Athens Digest 25.09.2018

• Draghi keeps clear of Greek pension debate

• Decisions on budget set for December

• Journalist arrests draw beyond-border fire

• Love thy neighbour?

# European Central Bank President Mario Draghi says the ECB will not make any public comment on reforms in post-bailout Greece, refusing to be drawn into the ongoing debate on Greek pension cuts. Draghi spoke at the European Parliament’s Committee for Economic and Monetary Affairs: “The ECB will not say anything any longer about pensions, about structural reforms, about privatisations, about lots of the things that the ECB _ admittedly as a junior partner _ had (previously) said something.” The ECB will proceed in its own assessment of the Greek adjustment programme and focus on the macro financial aspect of the economy (VIDEO – time: 1.11.40)

# European creditors are unlikely to make any decisions on Greece’s 2019 budget until December, according to a senior Eurozone official, as lenders continue to struggle with the issue of pension reform. The Tsipras government has framed the question as a fiscal issue and not a structural reform and has been highlighting policy disagreements between the IMF and the Europeans. Greece is obliged to issue its draft budget by mid-October but a report by creditors on their first post-bailout surveillance mission is not expected until a month afterward.
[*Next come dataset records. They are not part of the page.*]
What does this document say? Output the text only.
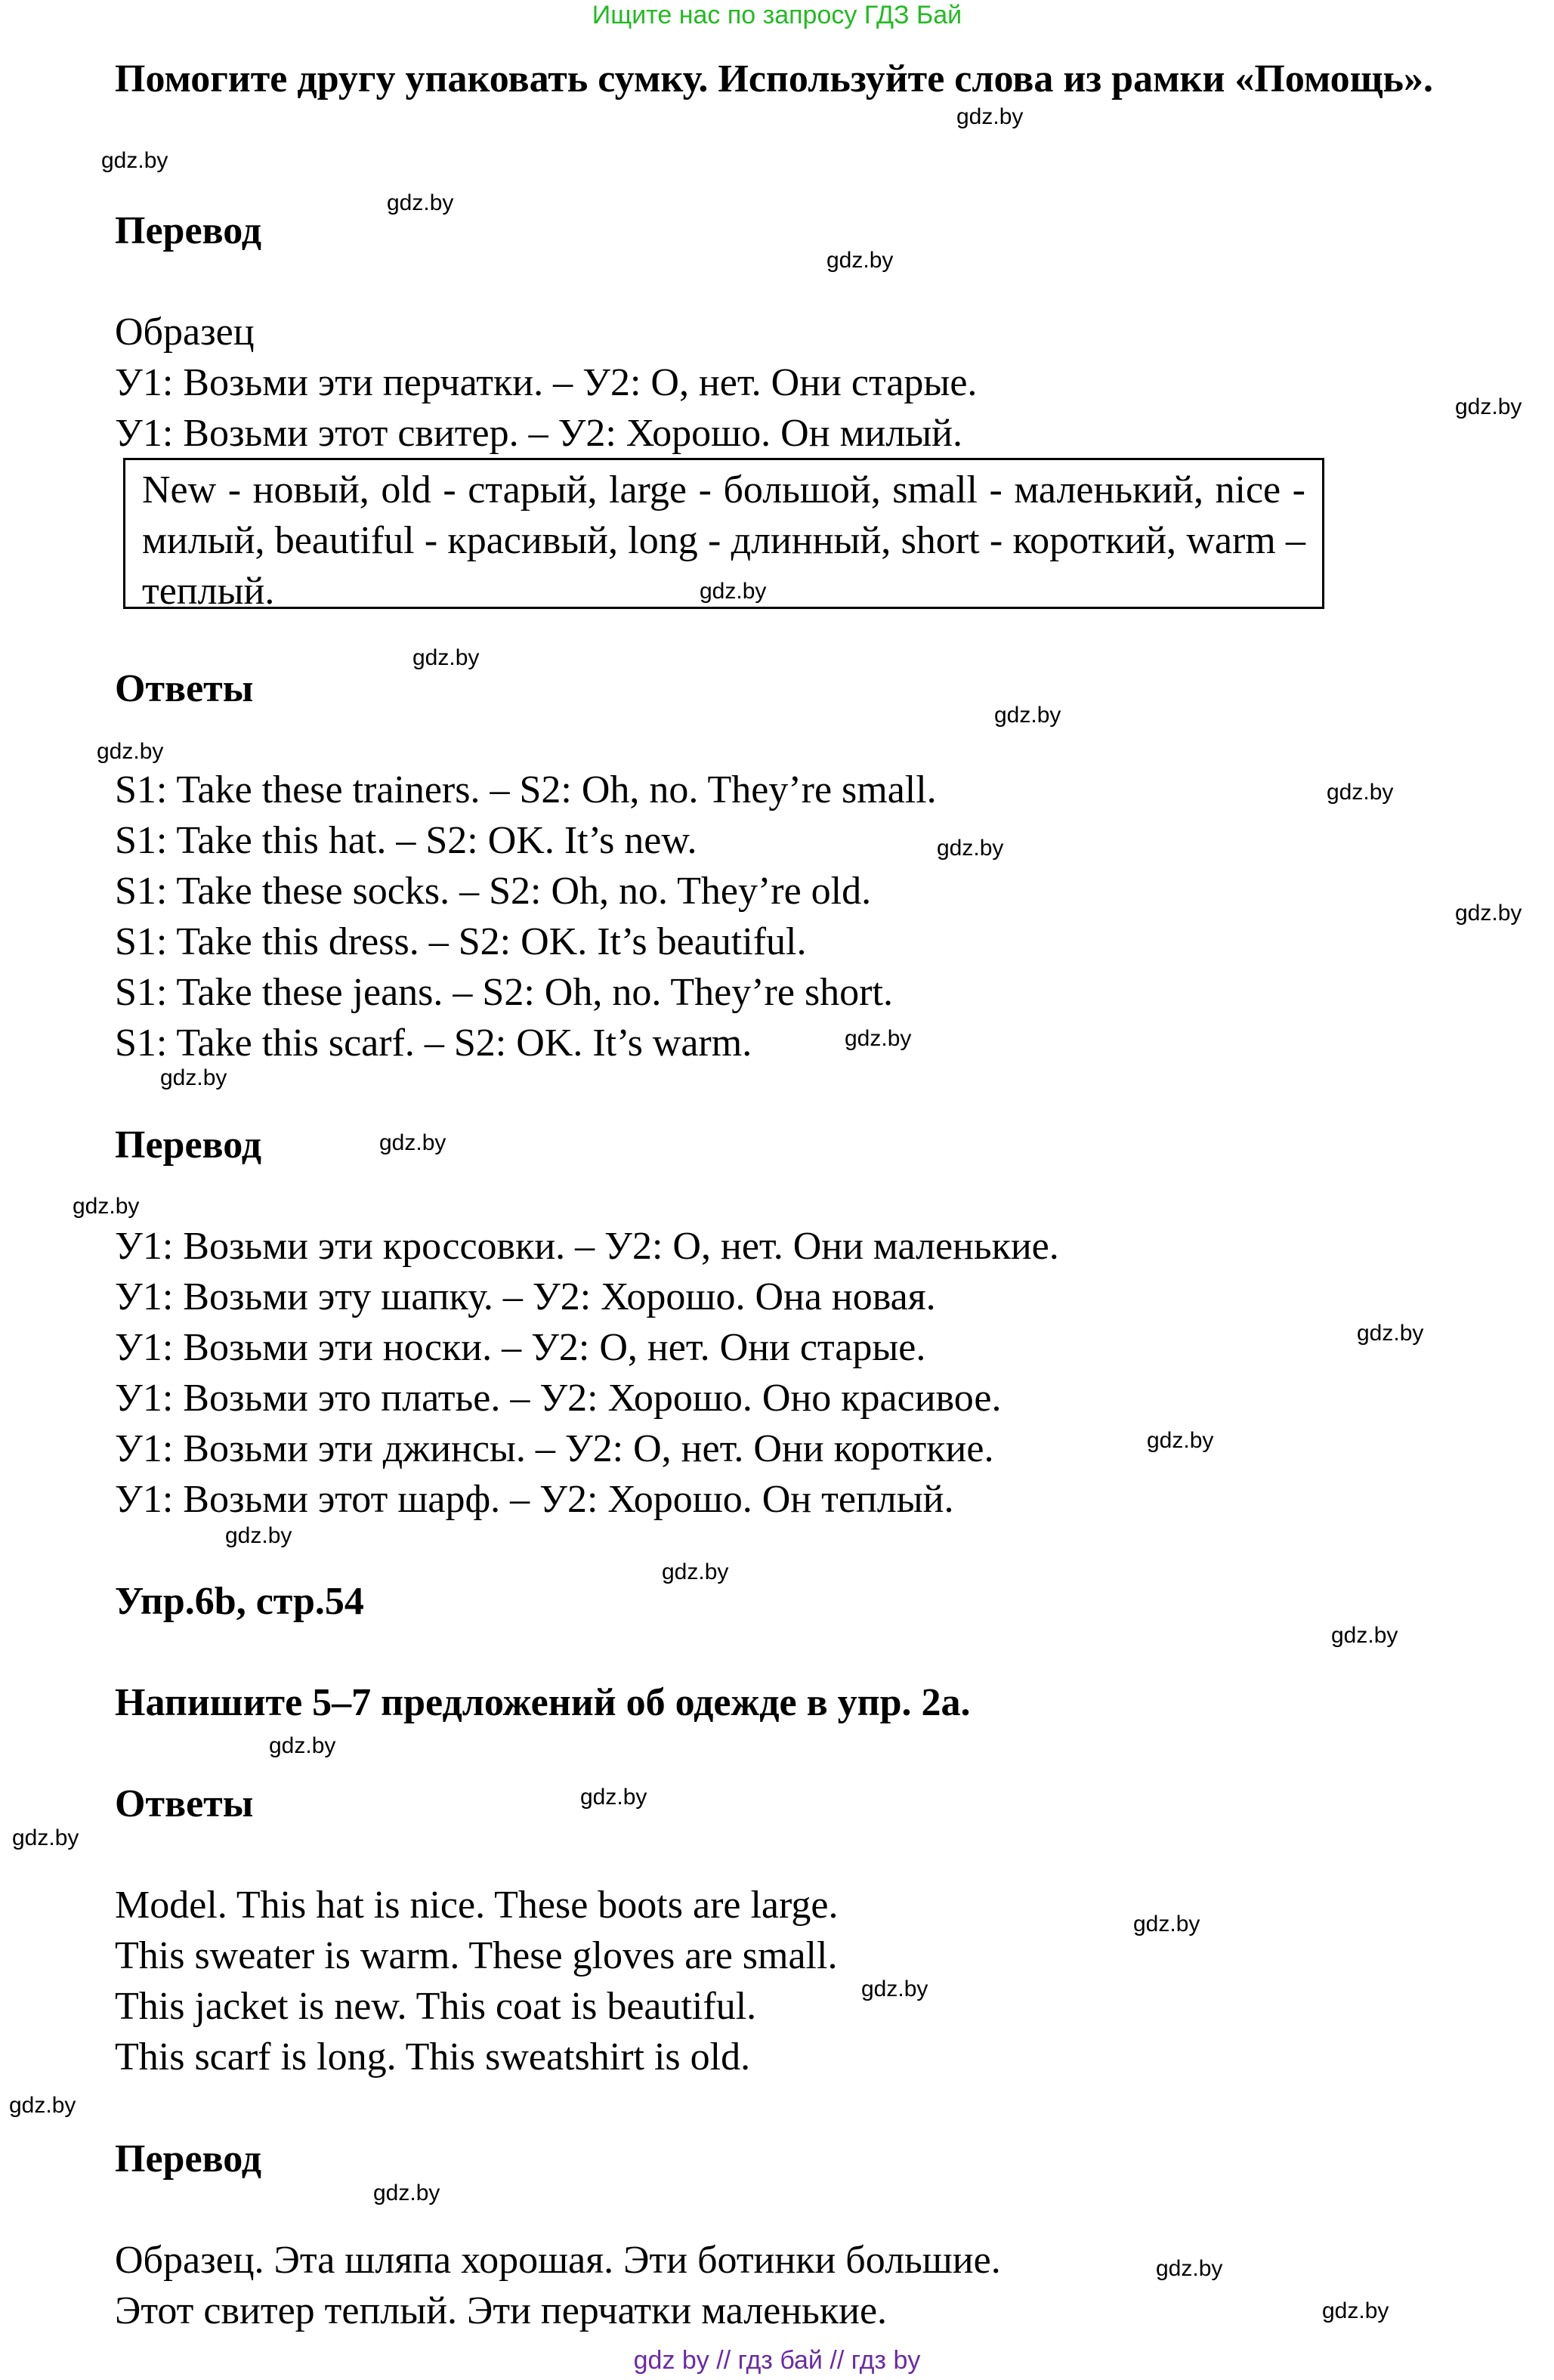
Ищите нас по запросу ГДЗ Бай
Помогите другу упаковать сумку. Используйте слова из рамки «Помощь».
Перевод
Образец
У1: Возьми эти перчатки. – У2: О, нет. Они старые.
У1: Возьми этот свитер. – У2: Хорошо. Он милый.

New - новый, old - старый, large - большой, small - маленький, nice - милый, beautiful - красивый, long - длинный, short - короткий, warm – теплый.

Ответы
S1: Take these trainers. – S2: Oh, no. They’re small.
S1: Take this hat. – S2: OK. It’s new.
S1: Take these socks. – S2: Oh, no. They’re old.
S1: Take this dress. – S2: OK. It’s beautiful.
S1: Take these jeans. – S2: Oh, no. They’re short.
S1: Take this scarf. – S2: OK. It’s warm.
Перевод
У1: Возьми эти кроссовки. – У2: О, нет. Они маленькие.
У1: Возьми эту шапку. – У2: Хорошо. Она новая.
У1: Возьми эти носки. – У2: О, нет. Они старые.
У1: Возьми это платье. – У2: Хорошо. Оно красивое.
У1: Возьми эти джинсы. – У2: О, нет. Они короткие.
У1: Возьми этот шарф. – У2: Хорошо. Он теплый.
Упр.6b, стр.54
Напишите 5–7 предложений об одежде в упр. 2а.
Ответы
Model. This hat is nice. These boots are large.
This sweater is warm. These gloves are small.
This jacket is new. This coat is beautiful.
This scarf is long. This sweatshirt is old.
Перевод
Образец. Эта шляпа хорошая. Эти ботинки большие.
Этот свитер теплый. Эти перчатки маленькие.
gdz.by
gdz.by
gdz.by
gdz.by
gdz.by
gdz.by
gdz.by
gdz.by
gdz.by
gdz.by
gdz.by
gdz.by
gdz.by
gdz.by
gdz.by
gdz.by
gdz.by
gdz.by
gdz.by
gdz.by
gdz.by
gdz.by
gdz.by
gdz.by
gdz.by
gdz.by
gdz.by
gdz.by
gdz.by
gdz.by
gdz by // гдз бай // гдз by
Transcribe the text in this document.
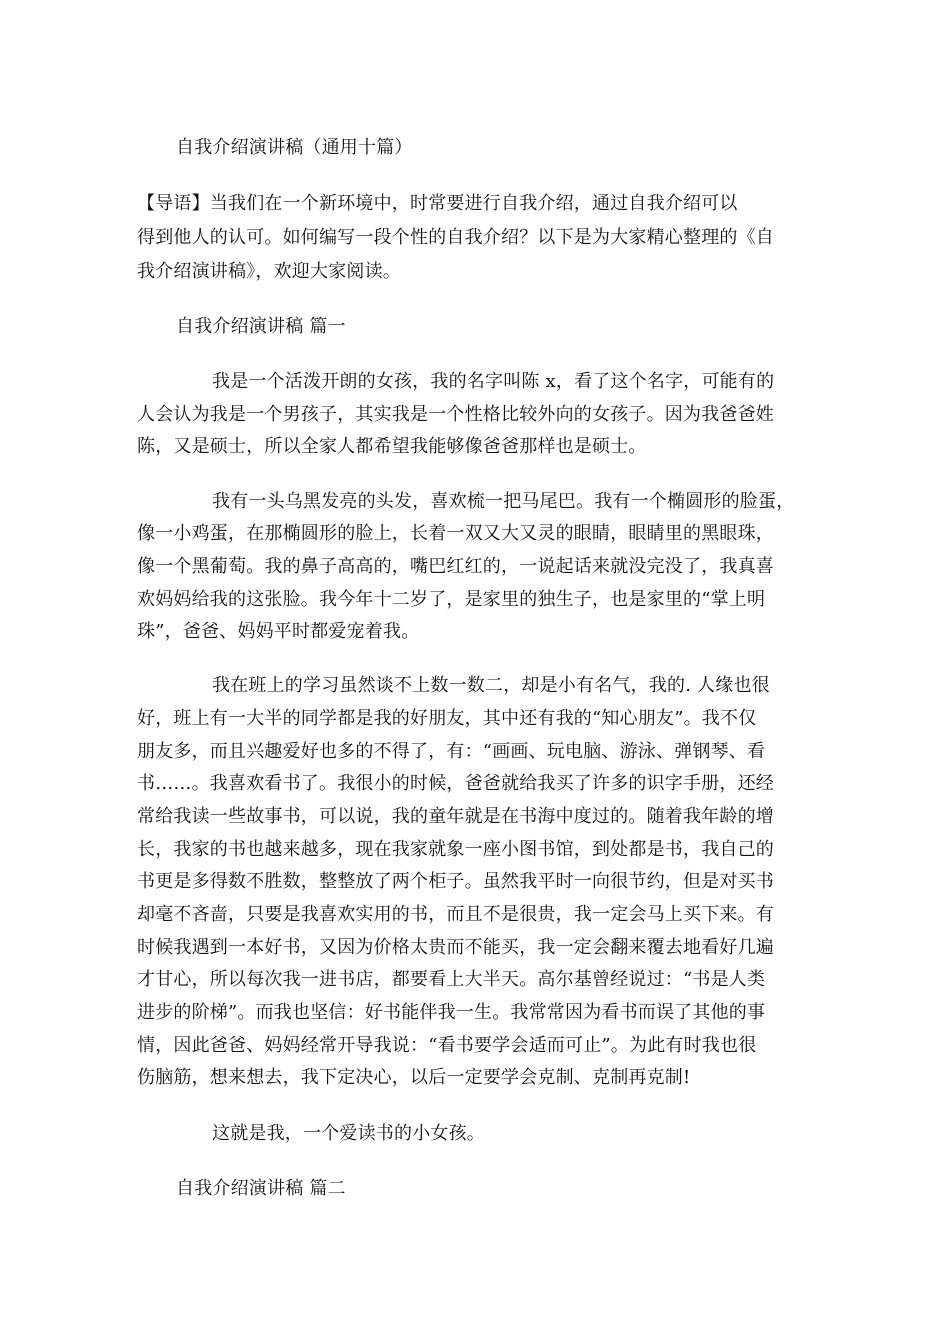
自我介绍演讲稿（通用十篇）
【导语】当我们在一个新环境中，时常要进行自我介绍，通过自我介绍可以
得到他人的认可。如何编写一段个性的自我介绍？以下是为大家精心整理的《自
我介绍演讲稿》，欢迎大家阅读。
自我介绍演讲稿 篇一
我是一个活泼开朗的女孩，我的名字叫陈 x，看了这个名字，可能有的
人会认为我是一个男孩子，其实我是一个性格比较外向的女孩子。因为我爸爸姓
陈，又是硕士，所以全家人都希望我能够像爸爸那样也是硕士。
我有一头乌黑发亮的头发，喜欢梳一把马尾巴。我有一个椭圆形的脸蛋，
像一小鸡蛋，在那椭圆形的脸上，长着一双又大又灵的眼睛，眼睛里的黑眼珠，
像一个黑葡萄。我的鼻子高高的，嘴巴红红的，一说起话来就没完没了，我真喜
欢妈妈给我的这张脸。我今年十二岁了，是家里的独生子，也是家里的“掌上明
珠”，爸爸、妈妈平时都爱宠着我。
我在班上的学习虽然谈不上数一数二，却是小有名气，我的. 人缘也很
好，班上有一大半的同学都是我的好朋友，其中还有我的“知心朋友”。我不仅
朋友多，而且兴趣爱好也多的不得了，有：“画画、玩电脑、游泳、弹钢琴、看
书……。我喜欢看书了。我很小的时候，爸爸就给我买了许多的识字手册，还经
常给我读一些故事书，可以说，我的童年就是在书海中度过的。随着我年龄的增
长，我家的书也越来越多，现在我家就象一座小图书馆，到处都是书，我自己的
书更是多得数不胜数，整整放了两个柜子。虽然我平时一向很节约，但是对买书
却毫不吝啬，只要是我喜欢实用的书，而且不是很贵，我一定会马上买下来。有
时候我遇到一本好书，又因为价格太贵而不能买，我一定会翻来覆去地看好几遍
才甘心，所以每次我一进书店，都要看上大半天。高尔基曾经说过：“书是人类
进步的阶梯”。而我也坚信：好书能伴我一生。我常常因为看书而误了其他的事
情，因此爸爸、妈妈经常开导我说：“看书要学会适而可止”。为此有时我也很
伤脑筋，想来想去，我下定决心，以后一定要学会克制、克制再克制!
这就是我，一个爱读书的小女孩。
自我介绍演讲稿 篇二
# European conservatives as well as Liberals and Democrats have led criticism of the weekend arrest and brief detention of three Greek journalists who reported on allegations of mismanagement of EU funds for refugees. Manfred Weber, the EPP leader, described the arrests as “appalling and against European values.” The European leader of Liberals and Democrats, Guy Verhofstadt, tweeted: “Instead of jailing critical journalists, the Greek government should explain what happened to the EU funds.” And Mina Andreeva, the EU Commission spokeswoman, while avoiding comment on specifics of the case, quoted Jean-Claude Juncker as saying: “There is no democracy without a free press.” In Athens, Defence Minister Panos Kammenos, who filed the complaint against the journalists, strongly denied the mismanagement claims.

# Greeks remain deeply distrustful of people they consider to be outsiders, a survey has found. The study by the Research and Policy Institute, diaNEOsis, found that 9 out of 10 respondents disagree with the statement that ‘Most people are trustworthy’ _ with the level falling off dramatically for people outside the respondent’s close environment. More than 80 percent trust family members, but just 20 percent trust foreigners. While more than 90 percent back the importance of democracy, faith in Greece’s democratic institutions is barely above 40 percent. Also: 1 in 3 Greeks would not like to have a gay neighbour, 1 in 4 would not want a migrant, and 1 in 5 say they would not want someone of a “different religion.”

On our Radar: Welcome, Tax Drones
Drones, by now, have a well established track-record of being used to hunt terror suspects, and are rapidly moving into areas like agriculture and medicine delivery for remote areas. In Greece, they also have made their debut as flying tax inspectors, starting on the holiday island of Santorini. The Independent Authority for Public Revenue says drones were used last week to track luxury cruise boats used for popular tours of the caldera. Operators of nine vessels didn’t bother issuing receipts, the authority said, running up a bill of unpaid taxes worth EUR 25,000 in a single day.